Like Blood, Sweat and Tears, Creedence Clearwater Revival is a band with an interesting musical impact. They came out of San Francisco, yet they were less Haight-Ashbury than they were southern rock. Their music was less of a product of the times than it was a product of a back-to-basics approach. Of course, that back-to-basics approach gives us music that is essentially timeless. We heard Suzie Q (their first single), and Fortunate Son.
We finished tonight’s show with some Charles Mingus. Of all the interesting albums that Mingus assembled, one of the more interesting of Mingus’ albums may have been his 1972 album Let My Children Hear Music.

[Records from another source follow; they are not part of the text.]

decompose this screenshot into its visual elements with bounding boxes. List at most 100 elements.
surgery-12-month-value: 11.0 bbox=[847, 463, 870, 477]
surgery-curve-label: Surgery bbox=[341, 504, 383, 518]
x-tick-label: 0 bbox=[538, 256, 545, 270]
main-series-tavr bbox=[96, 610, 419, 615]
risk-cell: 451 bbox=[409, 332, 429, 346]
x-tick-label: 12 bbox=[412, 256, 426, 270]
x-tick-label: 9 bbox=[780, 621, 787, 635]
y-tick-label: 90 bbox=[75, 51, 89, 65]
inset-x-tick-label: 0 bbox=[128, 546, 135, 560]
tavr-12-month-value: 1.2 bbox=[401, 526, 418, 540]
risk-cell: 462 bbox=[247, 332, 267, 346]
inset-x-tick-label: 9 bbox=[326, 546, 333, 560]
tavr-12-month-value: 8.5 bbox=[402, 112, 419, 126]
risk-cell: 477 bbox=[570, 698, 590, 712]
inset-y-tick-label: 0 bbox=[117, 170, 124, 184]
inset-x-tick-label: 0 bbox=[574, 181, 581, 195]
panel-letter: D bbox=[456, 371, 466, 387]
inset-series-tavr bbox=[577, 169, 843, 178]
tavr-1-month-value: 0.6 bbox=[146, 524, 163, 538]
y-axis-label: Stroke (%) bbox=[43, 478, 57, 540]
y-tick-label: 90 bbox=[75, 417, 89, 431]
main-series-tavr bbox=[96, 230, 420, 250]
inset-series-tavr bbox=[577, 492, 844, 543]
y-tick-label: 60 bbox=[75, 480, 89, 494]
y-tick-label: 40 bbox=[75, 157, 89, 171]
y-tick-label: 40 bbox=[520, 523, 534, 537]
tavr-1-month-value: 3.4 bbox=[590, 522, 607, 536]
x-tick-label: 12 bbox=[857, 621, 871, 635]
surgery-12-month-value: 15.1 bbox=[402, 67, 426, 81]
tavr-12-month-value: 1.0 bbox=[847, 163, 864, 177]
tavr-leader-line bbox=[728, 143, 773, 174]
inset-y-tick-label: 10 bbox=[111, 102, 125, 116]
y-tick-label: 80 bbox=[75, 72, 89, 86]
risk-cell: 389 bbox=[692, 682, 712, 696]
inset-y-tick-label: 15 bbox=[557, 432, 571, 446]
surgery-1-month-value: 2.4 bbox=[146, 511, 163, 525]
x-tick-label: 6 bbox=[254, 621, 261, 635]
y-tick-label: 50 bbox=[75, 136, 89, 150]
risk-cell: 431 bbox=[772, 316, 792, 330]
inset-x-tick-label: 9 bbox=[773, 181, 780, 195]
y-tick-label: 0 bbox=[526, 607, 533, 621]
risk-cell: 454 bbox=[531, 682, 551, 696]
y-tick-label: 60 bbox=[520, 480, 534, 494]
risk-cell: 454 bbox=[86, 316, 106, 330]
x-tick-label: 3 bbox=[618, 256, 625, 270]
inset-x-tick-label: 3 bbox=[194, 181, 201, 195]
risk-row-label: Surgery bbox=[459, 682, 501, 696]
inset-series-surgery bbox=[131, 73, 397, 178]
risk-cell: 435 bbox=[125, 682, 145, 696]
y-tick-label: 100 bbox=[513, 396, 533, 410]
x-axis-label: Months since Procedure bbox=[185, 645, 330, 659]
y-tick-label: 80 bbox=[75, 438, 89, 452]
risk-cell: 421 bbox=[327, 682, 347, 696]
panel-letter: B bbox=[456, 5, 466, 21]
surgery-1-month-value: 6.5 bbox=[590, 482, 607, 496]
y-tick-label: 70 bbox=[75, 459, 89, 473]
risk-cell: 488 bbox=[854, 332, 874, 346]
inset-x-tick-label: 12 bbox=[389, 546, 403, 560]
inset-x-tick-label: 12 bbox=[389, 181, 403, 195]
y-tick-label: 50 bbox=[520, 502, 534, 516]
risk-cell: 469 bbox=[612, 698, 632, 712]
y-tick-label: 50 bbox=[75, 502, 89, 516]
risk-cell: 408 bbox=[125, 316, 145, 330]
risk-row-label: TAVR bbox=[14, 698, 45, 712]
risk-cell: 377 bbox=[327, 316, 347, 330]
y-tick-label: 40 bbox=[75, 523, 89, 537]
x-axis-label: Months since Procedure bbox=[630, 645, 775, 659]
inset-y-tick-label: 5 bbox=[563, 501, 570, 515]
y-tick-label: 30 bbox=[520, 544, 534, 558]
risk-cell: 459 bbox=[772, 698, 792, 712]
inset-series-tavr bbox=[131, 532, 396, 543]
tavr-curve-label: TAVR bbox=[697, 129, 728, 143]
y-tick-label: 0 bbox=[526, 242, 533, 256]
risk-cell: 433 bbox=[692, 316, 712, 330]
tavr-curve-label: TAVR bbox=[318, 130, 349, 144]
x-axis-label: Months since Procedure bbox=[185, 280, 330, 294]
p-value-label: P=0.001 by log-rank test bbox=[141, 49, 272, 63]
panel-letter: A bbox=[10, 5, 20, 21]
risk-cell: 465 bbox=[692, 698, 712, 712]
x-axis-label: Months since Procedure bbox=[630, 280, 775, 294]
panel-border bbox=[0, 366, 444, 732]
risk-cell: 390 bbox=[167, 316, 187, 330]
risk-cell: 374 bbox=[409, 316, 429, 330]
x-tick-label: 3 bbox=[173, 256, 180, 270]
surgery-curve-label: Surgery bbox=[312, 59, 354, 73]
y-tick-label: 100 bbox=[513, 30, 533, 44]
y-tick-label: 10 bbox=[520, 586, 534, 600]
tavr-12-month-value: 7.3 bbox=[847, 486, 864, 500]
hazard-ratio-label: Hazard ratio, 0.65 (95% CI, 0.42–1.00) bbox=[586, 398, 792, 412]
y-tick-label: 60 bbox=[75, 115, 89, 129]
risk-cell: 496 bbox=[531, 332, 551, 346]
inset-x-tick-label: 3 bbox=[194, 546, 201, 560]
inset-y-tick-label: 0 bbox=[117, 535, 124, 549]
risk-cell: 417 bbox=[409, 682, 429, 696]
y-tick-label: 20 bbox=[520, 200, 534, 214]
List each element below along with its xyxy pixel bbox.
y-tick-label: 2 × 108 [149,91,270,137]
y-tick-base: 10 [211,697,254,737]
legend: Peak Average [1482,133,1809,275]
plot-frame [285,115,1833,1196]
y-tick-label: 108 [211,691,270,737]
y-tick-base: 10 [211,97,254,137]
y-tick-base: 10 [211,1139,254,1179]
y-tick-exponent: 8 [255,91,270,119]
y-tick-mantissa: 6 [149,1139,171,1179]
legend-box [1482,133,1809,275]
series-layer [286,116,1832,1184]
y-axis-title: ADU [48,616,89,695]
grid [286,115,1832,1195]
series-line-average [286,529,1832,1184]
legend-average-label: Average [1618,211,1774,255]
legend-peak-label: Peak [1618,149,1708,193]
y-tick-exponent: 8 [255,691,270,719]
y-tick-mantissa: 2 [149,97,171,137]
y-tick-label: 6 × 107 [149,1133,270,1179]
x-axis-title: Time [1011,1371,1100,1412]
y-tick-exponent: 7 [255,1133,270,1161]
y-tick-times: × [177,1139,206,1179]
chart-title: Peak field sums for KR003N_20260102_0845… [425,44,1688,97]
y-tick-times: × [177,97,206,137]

He had been working with larger ensembles for some time before taking time off due to health problems, but he had never worked with a full big band like the one that would be assembled for this album. The music that he intended to record for the album had been percolating in his mind in various forms for an extended period of time (one going as far back as 1939), and several of the pieces had been recorded or performed in one format or the other. But he had some rather pointed ideas for this album, most notably in the instrumentation, which went far beyond the usual parameters of jazz, even for big band. Here is Mingus writing for the liner notes:
As I say, let my children have music. Jazz – The way it has been handled in the past – stifles them so that they believe only in the trumpet, trombone, saxophone, maybe a flute now and then or a clarinet. But it is not enough. I think it is time our children were raised to think they can play bassoon, oboe, English horn, French horn, full percussion, violin, cello. The results would be – well the Philharmonic would not be the only answer then. If we so-called jazz musicians who are the composers, the spontaneous composers, started including these instruments in our music, it would open everything up, it would get rid of prejudice because the musicianship would be so high in caliber that they symphony couldn’t refuse us.
In fact, who wants to be in the symphony anyway, nowadays? If you stop and take note of what jazz has done, and the kind of musicianship which has developed from each instrument, it becomes obvious that it has made each player a virtuoso.
In this album, Mingus practiced what he was preaching. Several of the songs on the album, including the two (The Shoes of the Fisherman’s Wife are Some Jive-Ass Slippers and The Chill of Death) heard tonight, are scored for configurations of ten woodwinds (ranging from piccolos to contra-bass clarinets), brass which includes French horns (and notably so), and a bass section that includes six basses and a cello. Just as the instrumentation is aggressive, so is the performance, with two or three soloists sometimes soloing over each other. The first half of The Chill of Death revolves around the recitation of a poem that is rather Poe-ish in its subject (I do not know the writer, but I assume that it was Mingus), before turning to an instrumental. Mingus wrote in his liner notes about wanting to build new tall buildings in music. Well, “tall buildings in music” can’t get much taller than this.